Elections happened; I saw an email with a list of candidates, only one of which I had met (through a common class). I ended up voting for that person, not believing that he/she would be a good candidate, but because I only knew him/her and no other candidate. I left that aside and felt happy that the person I knew won, and wished them good luck. But it never went out of my mind. With the election of the chairs of the program board and the Financial Affairs committee, I intended to go out and ask people about why they voted the way they did.

I got some interesting answers. One friend told me that a friend of his told him that a certain candidate was good so he voted. Another did not vote, and some just chose randomly to feel that they fulfilled a duty. However, the best of all was a friend whose response to me was, what does MCSG do anyways? They have no power at all in this college, it does not matter who wins the elections.

I went back in memories to my high school. Upon every student council election, we organized a candidate fair, where students mingled with candidates to talk about what they can bring to the school. In addition to that, we had to be present physically for the elections, listen to candidate’s speeches and have enough time to decide who deserved our vote. I am not trying to say we should apply the same rules. What I mean is that this has been done by 16-year-old kids, and a college that is all about democracy does not do this.
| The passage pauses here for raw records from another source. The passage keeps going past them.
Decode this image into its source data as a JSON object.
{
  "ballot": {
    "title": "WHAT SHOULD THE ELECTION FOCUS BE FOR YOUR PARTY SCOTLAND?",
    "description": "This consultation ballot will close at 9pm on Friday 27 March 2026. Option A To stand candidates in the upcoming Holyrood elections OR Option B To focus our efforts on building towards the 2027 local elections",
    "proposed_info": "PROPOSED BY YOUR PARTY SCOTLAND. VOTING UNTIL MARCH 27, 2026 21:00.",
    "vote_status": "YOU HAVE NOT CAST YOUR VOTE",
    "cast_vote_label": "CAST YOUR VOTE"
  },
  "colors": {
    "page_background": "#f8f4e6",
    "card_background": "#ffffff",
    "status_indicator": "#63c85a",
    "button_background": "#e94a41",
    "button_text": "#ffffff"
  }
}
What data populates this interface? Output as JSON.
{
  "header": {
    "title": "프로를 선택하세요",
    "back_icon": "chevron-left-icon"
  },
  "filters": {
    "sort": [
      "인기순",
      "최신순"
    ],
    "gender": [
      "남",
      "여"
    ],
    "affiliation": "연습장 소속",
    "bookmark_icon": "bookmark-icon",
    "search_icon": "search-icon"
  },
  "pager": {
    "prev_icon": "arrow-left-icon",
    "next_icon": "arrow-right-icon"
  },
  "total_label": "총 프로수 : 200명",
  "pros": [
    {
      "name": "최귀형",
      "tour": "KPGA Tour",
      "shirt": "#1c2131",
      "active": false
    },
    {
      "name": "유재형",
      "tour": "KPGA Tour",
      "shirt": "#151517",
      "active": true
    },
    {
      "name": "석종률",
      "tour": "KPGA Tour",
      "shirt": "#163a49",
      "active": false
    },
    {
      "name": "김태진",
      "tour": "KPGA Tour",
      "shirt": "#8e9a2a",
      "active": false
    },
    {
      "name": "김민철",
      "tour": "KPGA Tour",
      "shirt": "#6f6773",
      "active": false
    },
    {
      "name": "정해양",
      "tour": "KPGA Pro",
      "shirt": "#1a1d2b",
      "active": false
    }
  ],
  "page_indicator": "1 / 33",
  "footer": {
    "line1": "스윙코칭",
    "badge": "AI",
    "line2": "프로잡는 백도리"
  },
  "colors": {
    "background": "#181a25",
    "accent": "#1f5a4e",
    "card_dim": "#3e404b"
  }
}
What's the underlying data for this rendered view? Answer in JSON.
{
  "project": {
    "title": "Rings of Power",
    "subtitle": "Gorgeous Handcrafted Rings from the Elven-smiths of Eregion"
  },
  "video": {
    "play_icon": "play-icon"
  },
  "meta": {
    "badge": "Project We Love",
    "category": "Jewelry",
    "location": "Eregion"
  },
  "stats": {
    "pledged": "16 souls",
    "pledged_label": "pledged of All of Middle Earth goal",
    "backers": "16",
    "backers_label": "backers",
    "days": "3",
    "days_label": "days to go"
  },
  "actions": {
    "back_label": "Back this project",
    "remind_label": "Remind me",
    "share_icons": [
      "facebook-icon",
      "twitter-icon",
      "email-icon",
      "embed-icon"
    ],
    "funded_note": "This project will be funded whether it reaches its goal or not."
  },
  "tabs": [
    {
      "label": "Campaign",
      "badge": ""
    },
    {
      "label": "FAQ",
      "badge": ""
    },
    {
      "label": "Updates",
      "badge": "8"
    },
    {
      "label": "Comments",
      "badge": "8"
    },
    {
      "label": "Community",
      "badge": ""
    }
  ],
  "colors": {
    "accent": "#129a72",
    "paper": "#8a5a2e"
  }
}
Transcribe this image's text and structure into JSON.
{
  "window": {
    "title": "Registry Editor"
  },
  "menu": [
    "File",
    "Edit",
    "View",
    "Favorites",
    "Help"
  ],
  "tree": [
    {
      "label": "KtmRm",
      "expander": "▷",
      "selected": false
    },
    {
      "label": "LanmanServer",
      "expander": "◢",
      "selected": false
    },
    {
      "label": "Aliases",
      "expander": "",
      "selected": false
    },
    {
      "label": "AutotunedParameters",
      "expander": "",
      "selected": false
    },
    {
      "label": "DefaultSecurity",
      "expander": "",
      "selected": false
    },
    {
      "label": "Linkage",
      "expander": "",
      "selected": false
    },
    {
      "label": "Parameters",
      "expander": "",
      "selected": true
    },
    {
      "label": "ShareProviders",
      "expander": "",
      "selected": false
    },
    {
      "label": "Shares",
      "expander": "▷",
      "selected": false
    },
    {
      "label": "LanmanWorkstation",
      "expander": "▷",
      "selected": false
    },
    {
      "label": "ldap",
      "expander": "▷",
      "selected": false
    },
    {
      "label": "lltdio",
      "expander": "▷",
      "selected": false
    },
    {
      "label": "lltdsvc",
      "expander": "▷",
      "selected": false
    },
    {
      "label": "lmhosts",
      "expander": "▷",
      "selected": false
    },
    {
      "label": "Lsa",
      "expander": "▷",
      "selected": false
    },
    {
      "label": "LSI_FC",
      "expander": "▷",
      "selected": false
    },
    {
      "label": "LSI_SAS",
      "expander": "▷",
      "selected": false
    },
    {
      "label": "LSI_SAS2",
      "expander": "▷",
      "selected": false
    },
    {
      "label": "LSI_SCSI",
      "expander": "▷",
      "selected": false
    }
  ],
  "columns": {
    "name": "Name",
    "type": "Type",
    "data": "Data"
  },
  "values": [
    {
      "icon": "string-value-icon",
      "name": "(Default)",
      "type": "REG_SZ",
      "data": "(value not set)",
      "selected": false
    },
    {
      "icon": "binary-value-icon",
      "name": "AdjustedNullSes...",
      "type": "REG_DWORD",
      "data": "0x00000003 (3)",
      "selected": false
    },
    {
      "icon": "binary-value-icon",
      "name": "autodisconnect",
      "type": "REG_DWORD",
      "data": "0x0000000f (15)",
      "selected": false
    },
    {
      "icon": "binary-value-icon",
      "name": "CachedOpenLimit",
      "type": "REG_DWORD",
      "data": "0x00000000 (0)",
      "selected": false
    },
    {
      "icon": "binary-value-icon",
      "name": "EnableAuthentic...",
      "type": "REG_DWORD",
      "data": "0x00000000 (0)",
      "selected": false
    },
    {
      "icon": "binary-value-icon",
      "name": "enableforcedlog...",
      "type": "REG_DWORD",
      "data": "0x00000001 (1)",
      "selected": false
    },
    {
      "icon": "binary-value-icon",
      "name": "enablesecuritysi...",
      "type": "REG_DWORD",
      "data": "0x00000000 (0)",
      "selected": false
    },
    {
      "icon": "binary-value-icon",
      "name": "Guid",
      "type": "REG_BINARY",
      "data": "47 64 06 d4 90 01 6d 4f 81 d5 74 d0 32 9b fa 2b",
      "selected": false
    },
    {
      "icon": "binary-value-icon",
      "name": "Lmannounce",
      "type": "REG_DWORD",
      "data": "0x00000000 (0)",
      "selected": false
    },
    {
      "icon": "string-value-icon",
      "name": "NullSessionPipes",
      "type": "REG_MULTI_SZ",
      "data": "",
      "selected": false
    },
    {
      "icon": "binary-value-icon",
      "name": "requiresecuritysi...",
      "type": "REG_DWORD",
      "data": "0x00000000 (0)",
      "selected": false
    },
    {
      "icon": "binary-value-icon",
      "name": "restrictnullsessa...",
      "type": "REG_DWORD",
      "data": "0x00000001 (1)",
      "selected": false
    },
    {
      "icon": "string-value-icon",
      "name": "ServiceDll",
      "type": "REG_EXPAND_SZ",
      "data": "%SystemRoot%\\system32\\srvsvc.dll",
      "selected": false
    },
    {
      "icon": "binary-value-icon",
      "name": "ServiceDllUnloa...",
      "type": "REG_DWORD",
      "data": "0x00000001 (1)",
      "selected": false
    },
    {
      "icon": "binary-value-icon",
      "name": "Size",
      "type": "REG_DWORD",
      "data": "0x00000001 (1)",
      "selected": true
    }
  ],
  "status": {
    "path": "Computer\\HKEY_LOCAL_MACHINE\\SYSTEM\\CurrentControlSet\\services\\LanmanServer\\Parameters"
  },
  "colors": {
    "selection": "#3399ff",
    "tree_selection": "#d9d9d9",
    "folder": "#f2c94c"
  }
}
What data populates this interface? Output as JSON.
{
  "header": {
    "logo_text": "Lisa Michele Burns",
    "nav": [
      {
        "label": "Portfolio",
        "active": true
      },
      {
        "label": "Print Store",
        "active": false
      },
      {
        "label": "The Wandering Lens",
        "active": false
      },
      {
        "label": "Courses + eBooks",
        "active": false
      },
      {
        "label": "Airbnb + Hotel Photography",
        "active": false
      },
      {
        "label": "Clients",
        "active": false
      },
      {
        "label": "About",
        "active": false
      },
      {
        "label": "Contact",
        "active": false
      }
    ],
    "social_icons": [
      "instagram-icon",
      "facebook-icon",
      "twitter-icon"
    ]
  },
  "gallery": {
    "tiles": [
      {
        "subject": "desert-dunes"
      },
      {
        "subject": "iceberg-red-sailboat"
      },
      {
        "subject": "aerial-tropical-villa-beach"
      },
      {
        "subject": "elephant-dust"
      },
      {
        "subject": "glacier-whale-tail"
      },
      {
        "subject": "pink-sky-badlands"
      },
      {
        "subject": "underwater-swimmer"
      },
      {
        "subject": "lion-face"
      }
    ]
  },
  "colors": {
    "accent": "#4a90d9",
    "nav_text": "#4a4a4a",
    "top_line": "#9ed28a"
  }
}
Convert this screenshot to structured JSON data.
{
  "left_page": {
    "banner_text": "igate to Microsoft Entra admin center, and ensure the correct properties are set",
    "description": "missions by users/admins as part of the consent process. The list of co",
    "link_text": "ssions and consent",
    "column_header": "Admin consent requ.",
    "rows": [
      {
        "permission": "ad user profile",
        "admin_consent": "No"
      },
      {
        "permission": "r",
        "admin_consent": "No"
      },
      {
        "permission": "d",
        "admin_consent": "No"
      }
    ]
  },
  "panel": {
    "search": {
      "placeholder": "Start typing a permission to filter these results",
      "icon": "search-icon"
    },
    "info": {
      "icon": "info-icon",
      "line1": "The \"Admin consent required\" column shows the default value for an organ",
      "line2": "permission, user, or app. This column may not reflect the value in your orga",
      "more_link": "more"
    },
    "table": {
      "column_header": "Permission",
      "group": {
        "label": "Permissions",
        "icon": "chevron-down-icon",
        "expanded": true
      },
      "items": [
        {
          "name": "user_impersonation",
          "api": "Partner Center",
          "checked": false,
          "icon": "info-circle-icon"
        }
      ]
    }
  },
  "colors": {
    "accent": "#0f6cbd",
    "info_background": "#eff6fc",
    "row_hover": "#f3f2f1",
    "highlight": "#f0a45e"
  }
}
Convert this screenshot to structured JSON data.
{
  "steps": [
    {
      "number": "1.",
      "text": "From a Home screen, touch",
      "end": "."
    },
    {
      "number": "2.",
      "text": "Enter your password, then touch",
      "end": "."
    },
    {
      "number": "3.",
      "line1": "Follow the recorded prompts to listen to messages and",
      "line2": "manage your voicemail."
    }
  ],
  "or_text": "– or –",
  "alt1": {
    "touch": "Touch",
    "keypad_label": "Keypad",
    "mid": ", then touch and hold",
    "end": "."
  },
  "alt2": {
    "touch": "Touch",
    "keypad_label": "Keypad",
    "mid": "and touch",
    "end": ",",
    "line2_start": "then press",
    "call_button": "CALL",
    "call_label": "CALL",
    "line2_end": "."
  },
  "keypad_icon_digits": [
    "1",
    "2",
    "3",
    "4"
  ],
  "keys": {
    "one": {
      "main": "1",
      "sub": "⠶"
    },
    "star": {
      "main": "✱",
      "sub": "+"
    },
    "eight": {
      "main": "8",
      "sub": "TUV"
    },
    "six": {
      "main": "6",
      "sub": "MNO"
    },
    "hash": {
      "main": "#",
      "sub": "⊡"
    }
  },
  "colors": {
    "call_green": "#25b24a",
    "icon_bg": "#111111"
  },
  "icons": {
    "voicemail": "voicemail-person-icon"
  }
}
This student council at my high school had a seat in the board, and had a vote on all matters that concern the school, which Macalester Student Government lacks.

I am aware that there is a student liaison for the board of trustees at Macalester. Do any of you know who that is? I do not, because this person is selected by a committee and not voted for by the students. Do they have any voting rights? Now here is the big problem, not only that we have a poor system of choosing our representatives, but those representatives have no power, and they do not fight for it. The student body is not represented in the Board of Trustees, and isn’t that against what Macalester is all about?

Last semester I took a wonderful class called Getting Elected: Modern Campaign Communication. This class is one of my best so far. But while we learn campaigning at Macalester and we go out to support campaigns such as Obama’s campaign or the Vote No campaign we do not have a proper example within our college.

We never see candidates giving a speech, writing an agenda or a proposal. All they do, as a current MCSG member told me, is write a small biography and make sure their name is popular enough, meaning that they enter a popularity contest.

This is not an attack on our Student Government. In fact, I am friends with a lot of MCSG members, and quite close to some of the class of 2016 representatives and I know they are doing their best. This is an identification of a problem that we all need to come together to solve. Students at Macalester should be role models of democracy, and should fight for their right to have a say in what happens in this college because they are the most important component of it. Let us not just sit in our dorms and houses thinking about classes, let’s think about how to make the best of our experience at Macalester and keep it more special than any other college in the state or even the country itself.